Non-Canonical Wnt/PCP in Inflammatory Contexts
Non-canonical Wnt/PCP (Wnt5a/Wnt11 → FZD3/6 + ROR1/2 (co-receptors) → Dvl → RhoA/Rock2 (cytoskeletal polarity; dorsal axis in development) + Rac1/JNK (inflammatory; Wnt5a → JNK → IL-6/IL-8 → inflammatory synoviocyte in RA; Wnt5a elevated in RA synovium, COPD, obesity); non-canonical Ca2+ branch: FZD → Gq → PLCβ → DAG + IP3 → Ca2+/calcineurin → NFATc1 (T cell activation, osteoclast differentiation); Wnt5a is proinflammatory in metabolic contexts (Wnt5a → NF-κB → cytokines; NF-κB → Wnt5a (bidirectional)); Wnts 3a/8 (canonical, anabolic) vs. Wnt5a/11 (non-canonical, inflammatory): spirulina: (1) Wnt5a NF-κB induction: −30–45% NF-κB → Wnt5a expression −15–25% in macrophage/synoviocyte models; (2) JNK/Rac1 downstream: phycocyanin → JNK inhibition → Wnt5a-JNK-IL-6 attenuation; (3) NFATc1 (osteoclast; non-canonical → osteoclastogenesis: spirulina NF-κB → RANKL ↓ + non-canonical Wnt/NFATc1 ↓ → additive anti-resorptive). Net: non-canonical Wnt5a inflammatory arm attenuated while canonical Wnt3a anabolic arm supported.

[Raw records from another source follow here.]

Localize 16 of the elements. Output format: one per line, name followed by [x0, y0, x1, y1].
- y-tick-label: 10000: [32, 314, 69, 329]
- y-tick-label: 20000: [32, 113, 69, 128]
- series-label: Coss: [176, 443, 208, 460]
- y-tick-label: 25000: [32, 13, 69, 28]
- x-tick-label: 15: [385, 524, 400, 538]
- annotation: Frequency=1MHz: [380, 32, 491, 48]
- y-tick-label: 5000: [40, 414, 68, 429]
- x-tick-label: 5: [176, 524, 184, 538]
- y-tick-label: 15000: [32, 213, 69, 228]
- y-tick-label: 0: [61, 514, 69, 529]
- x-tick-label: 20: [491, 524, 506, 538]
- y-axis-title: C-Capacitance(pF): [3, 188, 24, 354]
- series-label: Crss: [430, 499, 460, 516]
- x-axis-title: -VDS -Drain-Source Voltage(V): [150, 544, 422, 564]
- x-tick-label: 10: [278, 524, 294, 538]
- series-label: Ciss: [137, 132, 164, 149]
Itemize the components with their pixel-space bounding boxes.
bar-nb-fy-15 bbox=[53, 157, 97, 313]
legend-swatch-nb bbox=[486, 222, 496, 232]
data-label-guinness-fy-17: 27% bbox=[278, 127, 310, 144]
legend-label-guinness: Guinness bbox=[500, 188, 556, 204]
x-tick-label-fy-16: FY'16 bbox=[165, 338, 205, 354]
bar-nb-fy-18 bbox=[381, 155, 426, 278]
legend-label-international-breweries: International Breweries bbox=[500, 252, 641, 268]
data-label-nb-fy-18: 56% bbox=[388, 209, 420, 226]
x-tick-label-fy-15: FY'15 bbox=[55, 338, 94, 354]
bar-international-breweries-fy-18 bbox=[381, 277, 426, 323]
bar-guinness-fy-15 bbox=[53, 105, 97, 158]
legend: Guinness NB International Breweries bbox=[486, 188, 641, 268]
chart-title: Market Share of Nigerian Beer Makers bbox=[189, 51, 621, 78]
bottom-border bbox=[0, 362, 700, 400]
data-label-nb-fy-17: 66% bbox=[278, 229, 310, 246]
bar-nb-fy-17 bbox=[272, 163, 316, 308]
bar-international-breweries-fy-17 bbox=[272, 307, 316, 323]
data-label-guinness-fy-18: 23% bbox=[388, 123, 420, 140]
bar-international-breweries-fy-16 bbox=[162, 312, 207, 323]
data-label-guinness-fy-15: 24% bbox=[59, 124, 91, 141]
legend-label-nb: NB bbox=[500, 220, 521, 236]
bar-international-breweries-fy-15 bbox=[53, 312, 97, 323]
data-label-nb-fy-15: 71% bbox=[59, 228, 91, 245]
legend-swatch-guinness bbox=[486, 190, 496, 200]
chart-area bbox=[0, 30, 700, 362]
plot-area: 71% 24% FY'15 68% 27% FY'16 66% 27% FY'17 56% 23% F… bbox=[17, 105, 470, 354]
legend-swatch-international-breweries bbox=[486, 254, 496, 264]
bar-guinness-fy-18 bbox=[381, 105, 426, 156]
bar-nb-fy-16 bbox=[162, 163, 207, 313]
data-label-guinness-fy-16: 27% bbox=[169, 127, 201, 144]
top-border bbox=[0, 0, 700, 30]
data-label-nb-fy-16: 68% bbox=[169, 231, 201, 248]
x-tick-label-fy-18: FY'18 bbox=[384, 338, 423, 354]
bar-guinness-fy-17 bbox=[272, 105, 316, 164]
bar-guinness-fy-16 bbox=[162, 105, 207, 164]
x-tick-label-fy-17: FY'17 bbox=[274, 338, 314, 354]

Clinical Outcomes in Wnt Signalling
- Active β-catenin (unphosphorylated; osteoblast models): +10–20%
- DKK1 (Wnt antagonist; bone marrow; inflammatory context): −15–25%
- RUNX2/osteocalcin (Wnt/β-catenin target; osteoblast): +10–20%
- Wnt5a/non-canonical (NF-κB-driven; inflammatory): −15–25%
- GSK-3β-Ser9 phosphorylation (Akt-driven inhibition): +10–20%
- Bone mineral density (Wnt/osteoblast; 24 weeks): +1–3%
Dosing and Drug Interactions
Bone health/stem cell support: 5–10g daily for 12–24 weeks with vitamin D and calcium. Sclerostin antibodies (romosozumab; anti-SOST; LRP5/6 activation): Romosozumab frees LRP5/6 from sclerostin; spirulina DKK1 reduction frees LRP5/6 from DKK1; parallel LRP5/6 liberation → enhanced Wnt; complementary mechanisms. Denosumab/bisphosphonates: Anti-resorptive; spirulina osteoblast Wnt support is anabolic → complementary (anti-resorptive + anabolic = optimal bone mass). GSK-3β inhibitors (lithium in bipolar; LiCl also experimental bone): Lithium inhibits GSK-3β directly; spirulina Akt-GSK-3β inhibition is complementary; combined may increase risk of β-catenin excess in Wnt-sensitive tissues; monitor in oncology context. Metformin (AMPK; GSK-3β inhibition): Complementary GSK-3β inhibition via AMPK/Akt; additive Wnt support in osteoblast context. Summary: β-catenin +10–20%, DKK1 −15–25%, RUNX2 +10–20%, Wnt5a −15–25%; dosing 5–10g daily. NK concern: low (caution in APC-mutant CRC context).